Pendant que je scribe, Annie Cordy chante sur Télé Melody, où passe une émission épatante de 1976, "PARIS 76" que ça s'appelle, il y a Mort Schuman qui évoque "la vieille demoiselle qui sentait la prunelle toujours du même côté" et qui aussi toujours du même côté qu'elle froissait ses dentelles, et puis le groupe Il Etait Une Fois qui chante une drôle de chanson en franglais, la jolie chanteuse Joëlle jouant le rôle d'une anglo-saxonne miss rencontrant des français qui pigent que couic à what she's speaking, même que la chanson s'intitule We Don't Speak English : c'est drôle, léger, c'est de la variété, et alors ? Moi, j'adore ça, la variété ; sont tellement lourds des fois, les gens, les choses, que les chansons dites de variété, les chansons légères, un brin ironiques, ça allège un peu l'atmosphère, trouvez pas ?

Bon, revenons à Federico, qui fait pas que dans la dentelle.

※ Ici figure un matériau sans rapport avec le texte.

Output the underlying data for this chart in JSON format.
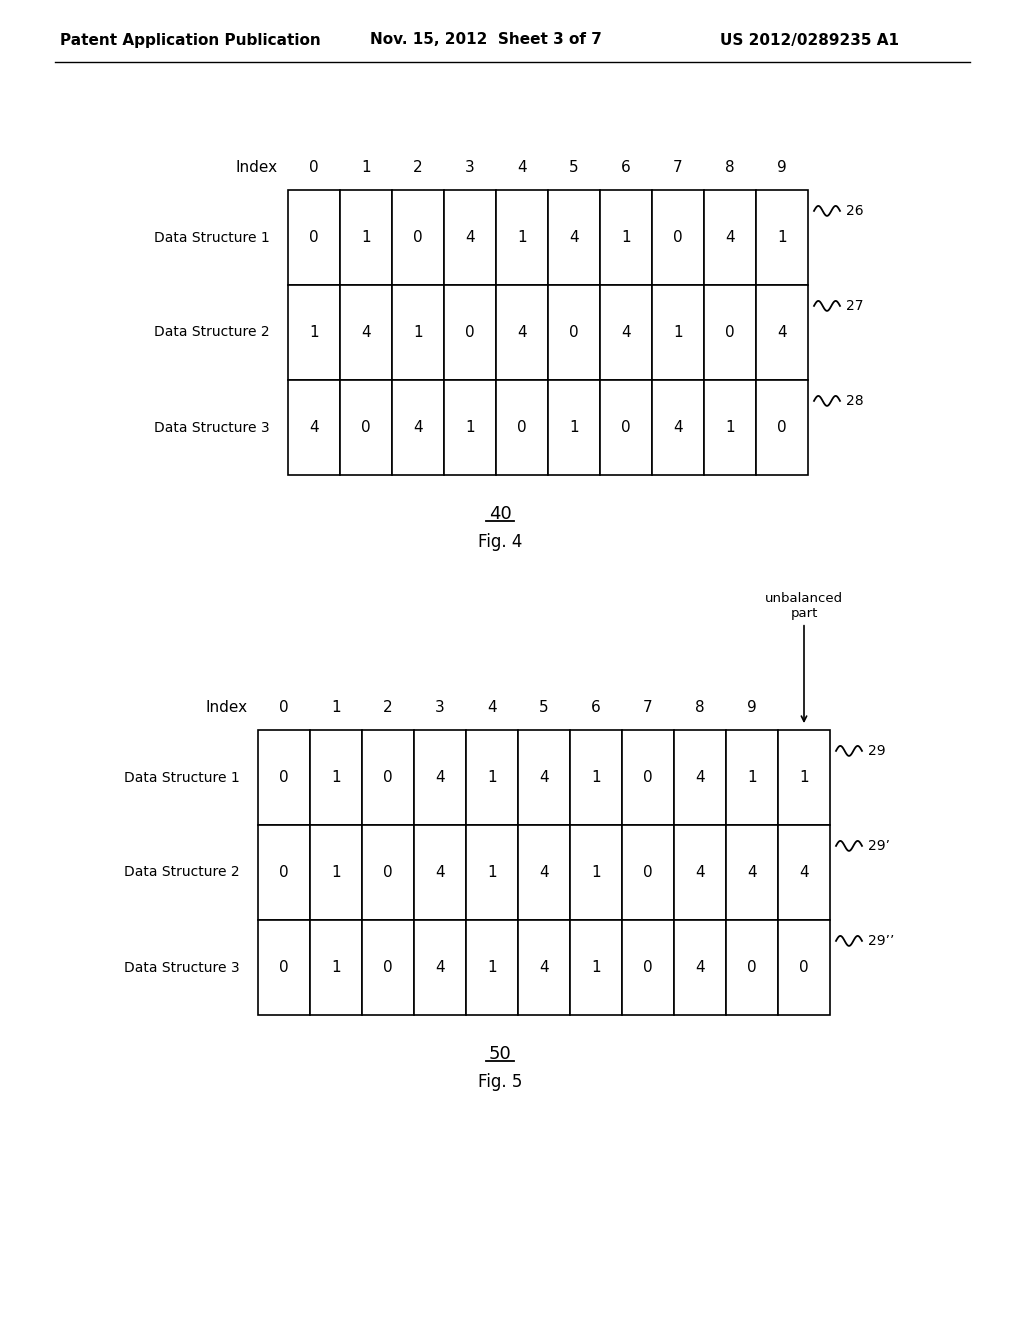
{
  "bg_color": "#ffffff",
  "fig4_label": "Fig. 4",
  "fig4_number": "40",
  "fig4_index_labels": [
    "0",
    "1",
    "2",
    "3",
    "4",
    "5",
    "6",
    "7",
    "8",
    "9"
  ],
  "fig4_row_labels": [
    "Data Structure 1",
    "Data Structure 2",
    "Data Structure 3"
  ],
  "fig4_data": [
    [
      0,
      1,
      0,
      4,
      1,
      4,
      1,
      0,
      4,
      1
    ],
    [
      1,
      4,
      1,
      0,
      4,
      0,
      4,
      1,
      0,
      4
    ],
    [
      4,
      0,
      4,
      1,
      0,
      1,
      0,
      4,
      1,
      0
    ]
  ],
  "fig4_ref_labels": [
    "26",
    "27",
    "28"
  ],
  "fig5_label": "Fig. 5",
  "fig5_number": "50",
  "fig5_index_labels": [
    "0",
    "1",
    "2",
    "3",
    "4",
    "5",
    "6",
    "7",
    "8",
    "9"
  ],
  "fig5_row_labels": [
    "Data Structure 1",
    "Data Structure 2",
    "Data Structure 3"
  ],
  "fig5_data": [
    [
      0,
      1,
      0,
      4,
      1,
      4,
      1,
      0,
      4,
      1,
      1
    ],
    [
      0,
      1,
      0,
      4,
      1,
      4,
      1,
      0,
      4,
      4,
      4
    ],
    [
      0,
      1,
      0,
      4,
      1,
      4,
      1,
      0,
      4,
      0,
      0
    ]
  ],
  "fig5_ref_labels": [
    "29",
    "29’",
    "29’’"
  ],
  "fig5_unbalanced_label": "unbalanced\npart",
  "font_size_header": 11,
  "font_size_label": 10,
  "font_size_index": 11,
  "font_size_cell": 11,
  "font_size_ref": 10,
  "font_size_fig": 12,
  "font_size_num": 12
}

Vous vous souvenez... Nous l'avions laissé, le poète, se farfouillant le palpitant à la recherche de lettres d'ivoire - ce qui fatal me fait penser à des éléphants, et donc je songe à un troupeau de barrissants passants et nonchalants dans la savane de son coeur, au poète, et s'en allant boire, ce troupeau de trompes, au lac où des hipopotames font pipi dans l'eau, les dégoûtants -, nous le retrouvons bien en peine, Federico, cause que l'autre adoré(e) là, c'est le "jardin de [son] agonie" - ciel, le fleuriste serait-il un tueur en série ? -, qu'il a "le corps fugitif pour toujours" (plus jamais à deux qu'ils se beurreront des biscottes), et pis qu'il a, le poète, "le sang de [ses] veines [au fleuriste] dans [sa] bouche [à lui poète] / [Mais sa] bouche [au fleuriste] sans lumière [qu'elle est] déjà pour [sa] mort [à lui poète]". Ce qui n'est pas gai. Surtout que comme je l'explique, c'est pas très clair non plus. Pas gai, et même funèbre. Qu'on dirait une élégie, une élégie pour un fleuriste défunté tragique. Ou quelque chose comme ça.